Revisiting Disentanglement and Fusion on Modality and Context in Conversational Multimodal Emotion Recognition

It has been a hot research topic to enable machines to understand human emotions in multimodal contexts under dialogue scenarios, which is tasked with multimodal emotion analysis in conversation (MM-ERC). MM-ERC has received consistent attention in recent years, where a diverse range of methods has been proposed for securing better task performance. Most existing works treat MM-ERC as a standard multimodal classification problem and perform multimodal feature disentanglement and fusion for maximizing feature utility. Yet after revisiting the characteristic of MM-ERC, we argue that both the feature multimodality and conversational contextualization should be properly modeled simultaneously during the feature disentanglement and fusion steps. In this work, we target further pushing the task performance by taking full consideration of the above insights. On the one hand, during feature disentanglement, based on the contrastive learning technique, we devise a Dual-level Disentanglement Mechanism (DDM) to decouple the features into both the modality space and utterance space. On the other hand, during the feature fusion stage, we propose a Contribution-aware Fusion Mechanism (CFM) and a Context Refusion Mechanism (CRM) for multimodal and context integration, respectively. They together schedule the proper integrations of multimodal and context features. Specifically, CFM explicitly manages the multimodal feature contributions dynamically, while CRM flexibly coordinates the introduction of dialogue contexts. On two public MM-ERC datasets, our system achieves new state-of-the-art performance consistently. Further analyses demonstrate that all our proposed mechanisms greatly facilitate the MM-ERC task by making full use of the multimodal and context features adaptively. Note that our proposed methods have the great potential to facilitate a broader range of other conversational multimodal tasks.
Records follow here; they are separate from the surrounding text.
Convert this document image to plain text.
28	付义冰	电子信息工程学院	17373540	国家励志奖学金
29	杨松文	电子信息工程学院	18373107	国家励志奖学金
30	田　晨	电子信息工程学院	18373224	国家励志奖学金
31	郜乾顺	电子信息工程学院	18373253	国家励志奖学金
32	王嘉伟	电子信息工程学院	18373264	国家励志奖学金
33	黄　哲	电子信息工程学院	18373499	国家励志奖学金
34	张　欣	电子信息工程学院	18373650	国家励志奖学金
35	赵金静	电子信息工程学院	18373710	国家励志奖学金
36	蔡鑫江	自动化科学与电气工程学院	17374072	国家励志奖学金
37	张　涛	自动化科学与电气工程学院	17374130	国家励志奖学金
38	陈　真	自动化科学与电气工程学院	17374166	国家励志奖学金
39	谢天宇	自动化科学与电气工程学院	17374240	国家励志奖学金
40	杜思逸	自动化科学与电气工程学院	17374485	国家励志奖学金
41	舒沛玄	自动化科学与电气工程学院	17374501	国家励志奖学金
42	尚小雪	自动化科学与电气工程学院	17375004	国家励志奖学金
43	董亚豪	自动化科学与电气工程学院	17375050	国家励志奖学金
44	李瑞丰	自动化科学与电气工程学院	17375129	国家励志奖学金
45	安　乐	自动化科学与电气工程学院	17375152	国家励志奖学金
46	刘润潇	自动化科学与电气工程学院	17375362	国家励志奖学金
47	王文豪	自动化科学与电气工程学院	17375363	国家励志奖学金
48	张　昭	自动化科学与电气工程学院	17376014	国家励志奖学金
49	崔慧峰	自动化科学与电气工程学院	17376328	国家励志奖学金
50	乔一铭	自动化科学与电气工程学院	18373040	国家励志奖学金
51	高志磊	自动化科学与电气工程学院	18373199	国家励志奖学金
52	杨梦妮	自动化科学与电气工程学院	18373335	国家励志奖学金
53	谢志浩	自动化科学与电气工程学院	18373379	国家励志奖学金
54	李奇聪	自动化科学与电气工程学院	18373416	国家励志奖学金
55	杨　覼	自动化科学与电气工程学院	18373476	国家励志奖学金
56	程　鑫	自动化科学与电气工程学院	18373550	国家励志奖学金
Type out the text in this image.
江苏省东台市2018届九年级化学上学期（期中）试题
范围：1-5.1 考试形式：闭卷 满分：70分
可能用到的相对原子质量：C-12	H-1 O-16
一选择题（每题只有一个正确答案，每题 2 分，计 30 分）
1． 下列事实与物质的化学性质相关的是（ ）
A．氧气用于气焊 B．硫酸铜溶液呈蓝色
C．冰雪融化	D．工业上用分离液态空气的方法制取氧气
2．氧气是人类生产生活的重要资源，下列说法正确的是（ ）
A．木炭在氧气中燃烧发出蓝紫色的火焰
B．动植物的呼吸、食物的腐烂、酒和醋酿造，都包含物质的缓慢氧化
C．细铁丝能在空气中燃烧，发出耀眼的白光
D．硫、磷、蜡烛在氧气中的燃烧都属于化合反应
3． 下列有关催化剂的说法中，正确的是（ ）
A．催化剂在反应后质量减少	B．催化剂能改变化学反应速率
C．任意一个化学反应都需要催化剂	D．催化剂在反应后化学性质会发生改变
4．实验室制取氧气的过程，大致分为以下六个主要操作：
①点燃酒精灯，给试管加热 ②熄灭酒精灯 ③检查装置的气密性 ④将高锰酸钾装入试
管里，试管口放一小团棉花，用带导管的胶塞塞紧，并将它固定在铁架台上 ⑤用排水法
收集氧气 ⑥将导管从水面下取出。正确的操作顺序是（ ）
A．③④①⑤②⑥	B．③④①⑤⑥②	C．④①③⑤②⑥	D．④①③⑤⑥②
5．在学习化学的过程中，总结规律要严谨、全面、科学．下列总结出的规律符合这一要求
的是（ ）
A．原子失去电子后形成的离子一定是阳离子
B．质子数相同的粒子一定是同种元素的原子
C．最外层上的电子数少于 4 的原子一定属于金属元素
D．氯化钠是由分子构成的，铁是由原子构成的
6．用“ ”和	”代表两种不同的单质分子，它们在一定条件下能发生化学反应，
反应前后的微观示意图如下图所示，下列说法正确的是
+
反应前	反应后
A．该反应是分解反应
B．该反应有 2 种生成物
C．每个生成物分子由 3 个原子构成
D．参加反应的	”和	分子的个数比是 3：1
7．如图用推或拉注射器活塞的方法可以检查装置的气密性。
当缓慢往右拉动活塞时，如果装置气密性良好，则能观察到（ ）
翻译：对话场景下使机器能够理解多模态语境中的人类情感一直是研究热点，该任务被称为对话多模态情感分析（MM-ERC）。近年来，MM-ERC持续受到关注，研究者提出了多种方法以提升任务性能。现有工作大多将MM-ERC视为标准的多模态分类问题，通过多模态特征解耦与融合最大化特征效用。然而，在重新审视MM-ERC特性后，我们认为在特征解耦与融合步骤中，应同时合理建模特征的多模态性与对话语境化。本文旨在充分考虑上述观点以进一步推动任务性能。一方面，在特征解耦阶段，基于对比学习技术，我们设计了双层解耦机制（DDM），将特征解耦至模态空间和话语空间。另一方面，在特征融合阶段，我们分别提出贡献感知融合机制（CFM）和上下文重融合机制（CRM），用于多模态与上下文整合。二者共同调度多模态特征与上下文特征的合理融合。具体而言，CFM显式动态管理多模态特征贡献，而CRM灵活协调对话上下文的引入。在两个公开MM-ERC数据集上，我们的系统持续取得新的最优性能。进一步分析表明，我们提出的所有机制通过自适应充分利用多模态与上下文特征，极大地促进了MM-ERC任务。值得注意的是，所提方法具有强大潜力，可促进更广泛的对话多模态任务。